最近できた友人が、都内の家の庭でハチを飼っているというからおどろいた。
「サクッと飼えるよ。見にきなよ。」というから
いずれハチを飼いたいと思っていた私は、こりゃぜひ見に行かなならんと
すぐさま鼻息荒く見に行ってきた。
彼女はなんと以前私が住んでいた練馬区の下石神井の、これまた古い平屋に住んでいて、以前に知り合っていたら超ご近所物語だった。
それはいいけど、ひっそりとたたずむ平屋のこじんまりとした庭で、彼女は本当にサクッとハチを飼っていた。
茶をすすりながらふと横を向けば、窓からいつもハチが見える生活。
部屋のそこここにハチミツや巣やミツロウがある。
良い匂いにドキドキした。
私は初めて見るハチ飼いと巣箱、住人のハチ達の動きを目を皿にして観察し、一人でフンフン興奮していた。
そして彼女からハチの生態やその働きぶりを聞いたり、本を買って調べたりして、もうおどろくこと限りなかった。
ハチ、働くにもほどがあるよ?といった感。
いつも「ああ、ハチミツ高いなぁ。

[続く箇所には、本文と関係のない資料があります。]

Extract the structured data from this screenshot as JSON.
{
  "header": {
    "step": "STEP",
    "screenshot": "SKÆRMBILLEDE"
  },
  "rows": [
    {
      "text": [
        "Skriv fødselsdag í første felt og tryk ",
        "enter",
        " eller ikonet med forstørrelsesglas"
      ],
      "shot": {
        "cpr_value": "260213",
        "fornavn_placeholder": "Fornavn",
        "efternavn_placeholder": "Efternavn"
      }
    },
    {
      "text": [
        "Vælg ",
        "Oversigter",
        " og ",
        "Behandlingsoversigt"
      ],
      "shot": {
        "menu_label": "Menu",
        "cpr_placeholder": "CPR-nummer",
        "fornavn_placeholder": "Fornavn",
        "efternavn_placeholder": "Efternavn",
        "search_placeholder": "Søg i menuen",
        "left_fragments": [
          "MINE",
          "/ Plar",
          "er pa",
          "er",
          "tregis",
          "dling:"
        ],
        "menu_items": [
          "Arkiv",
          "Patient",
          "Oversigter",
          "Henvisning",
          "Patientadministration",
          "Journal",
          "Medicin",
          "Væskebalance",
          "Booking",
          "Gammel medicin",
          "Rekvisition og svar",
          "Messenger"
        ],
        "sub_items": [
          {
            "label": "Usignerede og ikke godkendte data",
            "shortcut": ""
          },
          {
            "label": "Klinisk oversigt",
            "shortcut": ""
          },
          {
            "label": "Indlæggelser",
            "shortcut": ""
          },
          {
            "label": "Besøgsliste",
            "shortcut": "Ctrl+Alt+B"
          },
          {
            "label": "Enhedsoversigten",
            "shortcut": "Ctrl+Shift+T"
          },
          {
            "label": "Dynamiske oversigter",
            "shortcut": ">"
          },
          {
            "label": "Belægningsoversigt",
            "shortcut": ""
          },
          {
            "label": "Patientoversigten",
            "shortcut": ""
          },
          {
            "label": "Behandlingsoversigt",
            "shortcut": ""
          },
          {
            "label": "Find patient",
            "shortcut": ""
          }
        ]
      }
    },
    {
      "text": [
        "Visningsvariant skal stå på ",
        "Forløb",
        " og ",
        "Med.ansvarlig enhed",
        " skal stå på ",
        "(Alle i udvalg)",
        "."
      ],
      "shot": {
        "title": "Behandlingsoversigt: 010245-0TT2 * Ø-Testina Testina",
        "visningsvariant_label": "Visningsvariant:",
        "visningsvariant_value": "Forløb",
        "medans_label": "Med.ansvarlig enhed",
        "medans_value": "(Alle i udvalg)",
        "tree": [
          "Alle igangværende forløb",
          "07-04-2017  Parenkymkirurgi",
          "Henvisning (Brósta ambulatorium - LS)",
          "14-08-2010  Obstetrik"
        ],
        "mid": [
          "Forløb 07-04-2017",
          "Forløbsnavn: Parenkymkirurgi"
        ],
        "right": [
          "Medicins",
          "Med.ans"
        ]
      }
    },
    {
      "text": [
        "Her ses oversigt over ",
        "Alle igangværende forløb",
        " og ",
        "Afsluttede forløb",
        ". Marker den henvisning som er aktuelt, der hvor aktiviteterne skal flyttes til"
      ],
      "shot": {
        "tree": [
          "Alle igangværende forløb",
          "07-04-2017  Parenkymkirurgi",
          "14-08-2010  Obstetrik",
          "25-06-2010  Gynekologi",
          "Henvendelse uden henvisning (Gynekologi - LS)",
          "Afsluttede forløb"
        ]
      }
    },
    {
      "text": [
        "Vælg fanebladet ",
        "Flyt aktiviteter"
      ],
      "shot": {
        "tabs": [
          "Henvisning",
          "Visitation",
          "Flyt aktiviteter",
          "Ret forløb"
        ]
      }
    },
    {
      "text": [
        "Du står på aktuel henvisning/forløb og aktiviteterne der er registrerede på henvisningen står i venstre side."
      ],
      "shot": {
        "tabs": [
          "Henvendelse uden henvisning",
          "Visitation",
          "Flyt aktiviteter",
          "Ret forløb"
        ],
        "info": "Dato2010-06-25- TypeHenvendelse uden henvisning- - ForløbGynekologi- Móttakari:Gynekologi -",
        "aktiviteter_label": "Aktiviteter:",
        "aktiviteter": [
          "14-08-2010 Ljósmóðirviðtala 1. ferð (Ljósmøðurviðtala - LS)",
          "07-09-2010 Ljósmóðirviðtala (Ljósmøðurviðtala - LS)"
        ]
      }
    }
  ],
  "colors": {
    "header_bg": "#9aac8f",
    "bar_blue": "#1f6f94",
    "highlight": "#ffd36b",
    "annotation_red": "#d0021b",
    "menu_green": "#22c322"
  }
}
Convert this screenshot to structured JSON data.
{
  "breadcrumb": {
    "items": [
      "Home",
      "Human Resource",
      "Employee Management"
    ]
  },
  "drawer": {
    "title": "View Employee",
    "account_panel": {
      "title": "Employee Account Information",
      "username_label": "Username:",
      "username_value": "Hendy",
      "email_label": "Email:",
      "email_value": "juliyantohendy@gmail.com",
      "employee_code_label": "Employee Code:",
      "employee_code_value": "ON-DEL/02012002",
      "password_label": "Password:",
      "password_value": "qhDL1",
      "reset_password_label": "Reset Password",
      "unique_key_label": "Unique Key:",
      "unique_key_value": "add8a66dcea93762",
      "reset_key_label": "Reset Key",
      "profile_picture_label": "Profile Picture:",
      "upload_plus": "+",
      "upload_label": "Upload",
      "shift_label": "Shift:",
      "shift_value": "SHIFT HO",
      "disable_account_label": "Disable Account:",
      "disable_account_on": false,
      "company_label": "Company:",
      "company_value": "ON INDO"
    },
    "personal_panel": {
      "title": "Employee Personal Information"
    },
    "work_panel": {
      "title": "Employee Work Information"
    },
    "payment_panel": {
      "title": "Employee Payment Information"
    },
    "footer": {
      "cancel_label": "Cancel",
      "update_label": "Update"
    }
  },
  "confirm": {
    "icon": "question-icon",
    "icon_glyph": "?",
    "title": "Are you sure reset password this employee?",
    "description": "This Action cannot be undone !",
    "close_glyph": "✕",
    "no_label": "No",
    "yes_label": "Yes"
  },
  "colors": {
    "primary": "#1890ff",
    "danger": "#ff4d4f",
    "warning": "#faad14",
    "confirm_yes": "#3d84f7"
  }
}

もっと安くならんかね。」と思っていた自分をブッてやりたい。
私達が口にするスプーン一杯のハチミツは・・・、
1匹の働きバチが、来る日も来る日もせっせと集めたとして、なんと50日もかかるのだという。
それには少なくとも10万個を超す花を訪れなければならないのだそう!
ちょっと、それ時給にしたらどんだけ安いの・・・。
そしてそれに対してハチミツ、安すぎ。(すぐ金勘定する。)
掃除をする人、育児や女王の世話する人、巣作る人、蜜や花粉集める人。
皆、誰に言われるともなく自分のやるべき仕事を懸命にし、働いて働いて(働きバチは全員メス!)、40日ほど働きぬいたある日、ポトっと死ぬ。そして、その仲間の死骸を遠くに運ぶ人。
ミツバチ王国に女王は1匹しか存在してはならず、王座をめぐって繰り広げられる闘争。
女王は他のメスバチには卵を産ませない。
いずれやってくる政権交代。
天敵スズメバチに襲われる恐怖。
オスバチはなにをしているかというと、普段は働かずに、メスバチに蜜をねだったりしてどうしようもないが、女王と交尾をしたらあんたの役目は終わりとばかりに巣から追いやられてしまう。
・・・ハチ王国の羽の音、諸行無常の響きあり。
なんて格好つけて言ってみたところで、自分の自堕落さはごまかせない。
そう、ハチの働きぶりとシビアで無常な世界に比べたら、自分はなんてのんべんだらりと自堕落な日々を送っているのだろう。
子一人産むのだって、あれこれしてやっとなのだ。
ハチと同じ生物として完全にかなわない。
こんな自分にハチミツを食べる資格があるのだろうか。
これからはハチミツをいただく時は心して、感謝して涙して口に入れよう。と決めても、食べる時にはさっぱり忘れて胃の中だ。
これはもうハチを飼うしかないかも。
いや飼うなんておこがましい。
ハチ様に来て頂き、人生の指南を請おう。
そしてちょっとハチミツもわけていただこう。
ミツロウもとらせていただいて
そのミツロウでろうそくを作って・・・クリームなんかも作って・・・。
ああ、煩悩の海に今日も溺れてしまいそう。

ミツバチの巣箱。箱の中に10枚程の木枠が入っている。

私は刺されたくないので網戸越しに見せてもらう。
(彼女はもう刺されても平気らしい)
木枠の中にハチが巣を作っていた。

ハチミツは食べきれない程とれるそう。
左が春で右が秋にしぼったハチミツ。
季節の花によって蜜の種類が違うため、味も違う。

ミツロウ。(これで彼女はキャンドルも作っていた)

おみやげにもらった。めちゃウマ。